Saturday, June 2, 2012

Garden II

Alternate titles: The Wormening; Wormhole; All Along the Worm Tower; Gardening at Nightcrawlers.
Since my last post, I’ve been gardening. Without the aid of a soil sample, education or experience, I’ve decided that my soil is awful. We do, after all, live in an era where opinion trumps fact (I’m now embracing this rather than fighting it ) It doesn’t feel good, but talking about what I feel is a lot easier than doing research and thinking about a problem.
I could mulch, compost, fertilize, turn the soil, make a 3 year plan to improve a clayish, compacted soil that has maybe never seen anything but grass. Except I rent. And with the exception of the soil, I like the triangulation of location, cost, and features of my apartment, so I am not sure I’m in for the long haul here, but I do want a patch of dirt to grow some herbs and tomatoes in. 

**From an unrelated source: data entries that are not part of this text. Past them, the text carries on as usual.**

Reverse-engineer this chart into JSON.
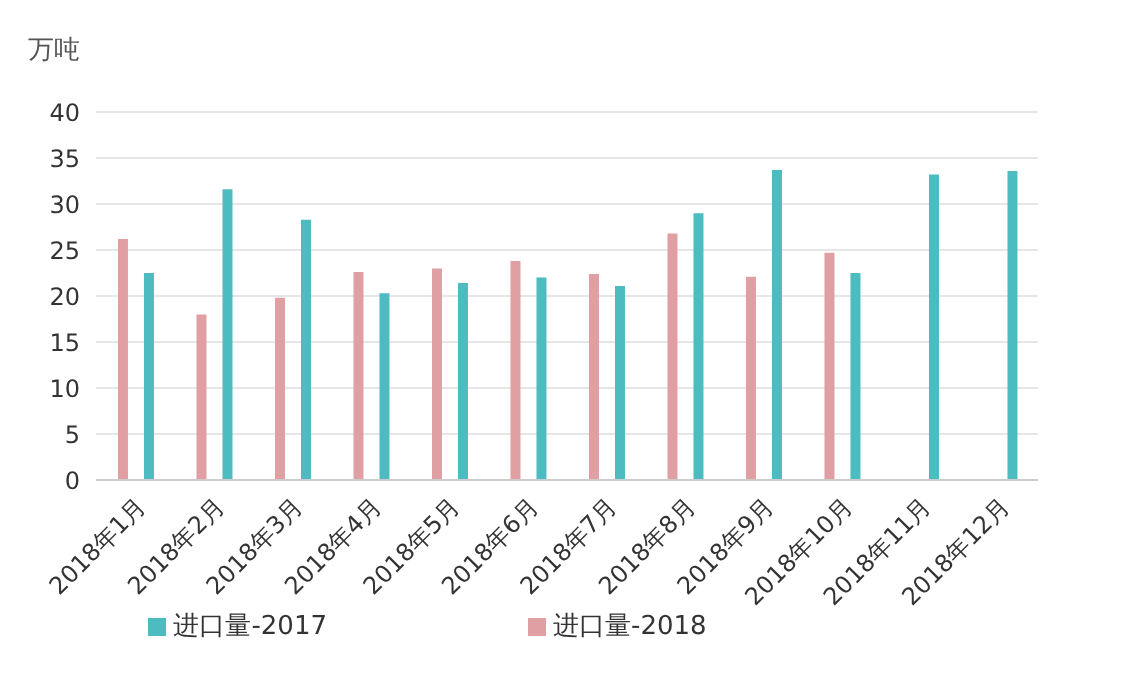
{
  "chart_data": {
    "type": "bar",
    "ylabel": "万吨",
    "categories": [
      "2018年1月",
      "2018年2月",
      "2018年3月",
      "2018年4月",
      "2018年5月",
      "2018年6月",
      "2018年7月",
      "2018年8月",
      "2018年9月",
      "2018年10月",
      "2018年11月",
      "2018年12月"
    ],
    "series": [
      {
        "name": "进口量-2018",
        "color": "#e0a0a3",
        "values": [
          26.2,
          18,
          19.8,
          22.6,
          23,
          23.8,
          22.4,
          26.8,
          22.1,
          24.7,
          null,
          null
        ]
      },
      {
        "name": "进口量-2017",
        "color": "#4cbcc0",
        "values": [
          22.5,
          31.6,
          28.3,
          20.3,
          21.4,
          22,
          21.1,
          29,
          33.7,
          22.5,
          33.2,
          33.6
        ]
      }
    ],
    "ylim": [
      0,
      40
    ],
    "yticks": [
      0,
      5,
      10,
      15,
      20,
      25,
      30,
      35,
      40
    ],
    "grid": "y",
    "legend": "bottom"
  }
}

So I’ve decided to go worm to soil. And I lied earlier, there has been some research, vermiculture, the keeping of worms to compost left over food and organic matter, is common practice for gardeners. For the most part, a series of trays holds red wigglers - while they may all be bait and half of an aphorism about starting early to most of us, not all worms are the same. Red wigglers live in compost, leaves, needles, etc. Nightcrawlers live in soil. 

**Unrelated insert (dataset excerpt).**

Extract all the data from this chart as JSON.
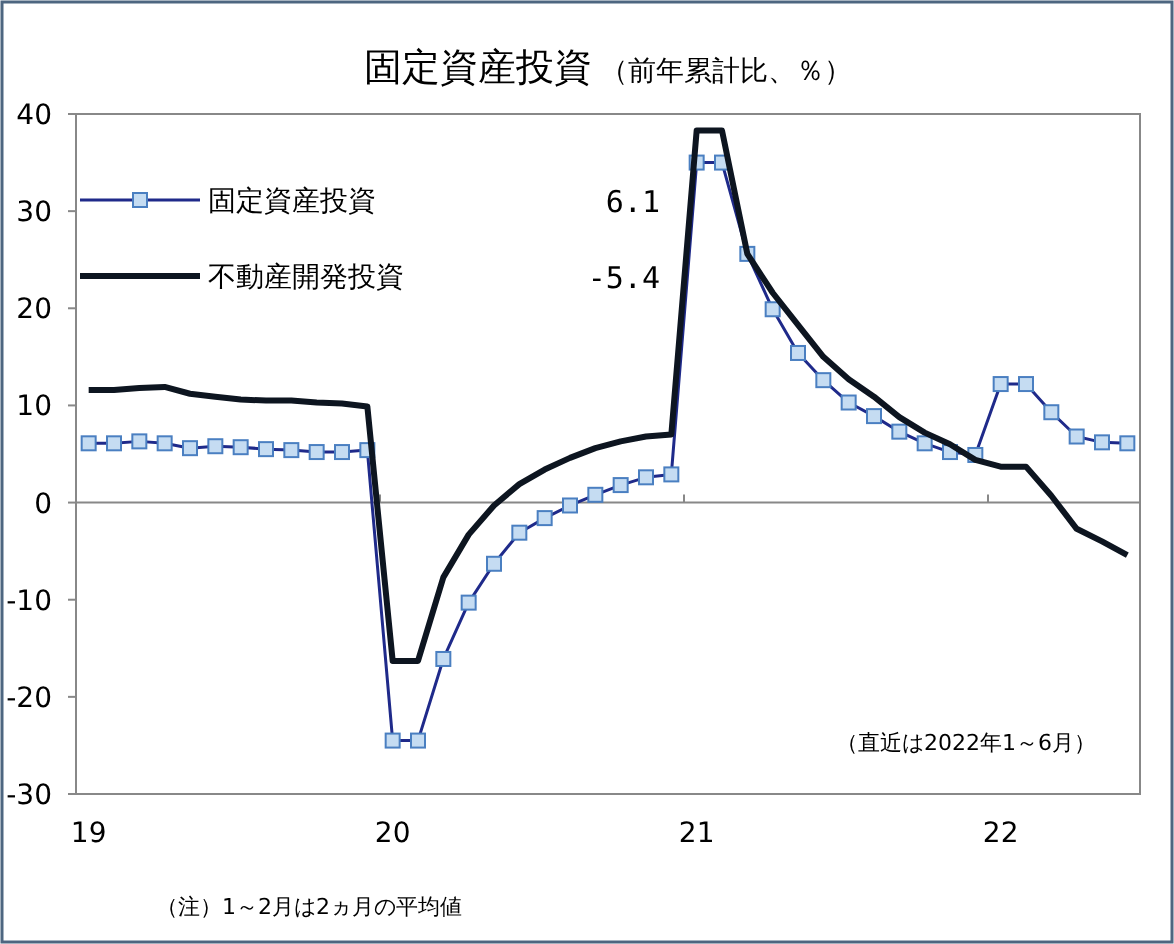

I think I might eventually go with the red wigglers in a bin, harvesting their castings (worm poo) to add to soil, for the time being, I want improve my soil as quickly as possible so I am going to add night crawlers to my 3 patches of dirt I am calling a optimistically calling a garden. 
Add Worms here
I am not the first person to fall for the worm. Charles Darwin’s last work was on the wormy worm. Darwin using a series of observations and estimations, estimated that an acre of dirt may contain 50,000 worms and they can move 18 tons of dirt in a year. He was widely ridiculed, (again) and he was right/wrong, right about the premise of the awesome power of worms, but underestimated what was happening below ground, you can multiply his numbers by anywhere from 2 to 9 depending on what wormoligist you want to believe. 
Considering my back and ankles are still aching a week after ripping sod and turning soil, I rather have the little bulldozers to the work for me. In the next 10 days, I will be installing 3 worm towers in my garden. PVC with holes drilled in them ripped damp newspaper, compost, more newspaper, add worms, cover and sit back drinking a beer. 
If all goes to plan, the worms will enter the tower at night, much down on the food, then burrow back into the ground as those damnable early birds are out circling, thus aerating the soil and going above ground at night to leave their casting, double thusly enriching the soil. 
I’ll update, but for now that’s the plan.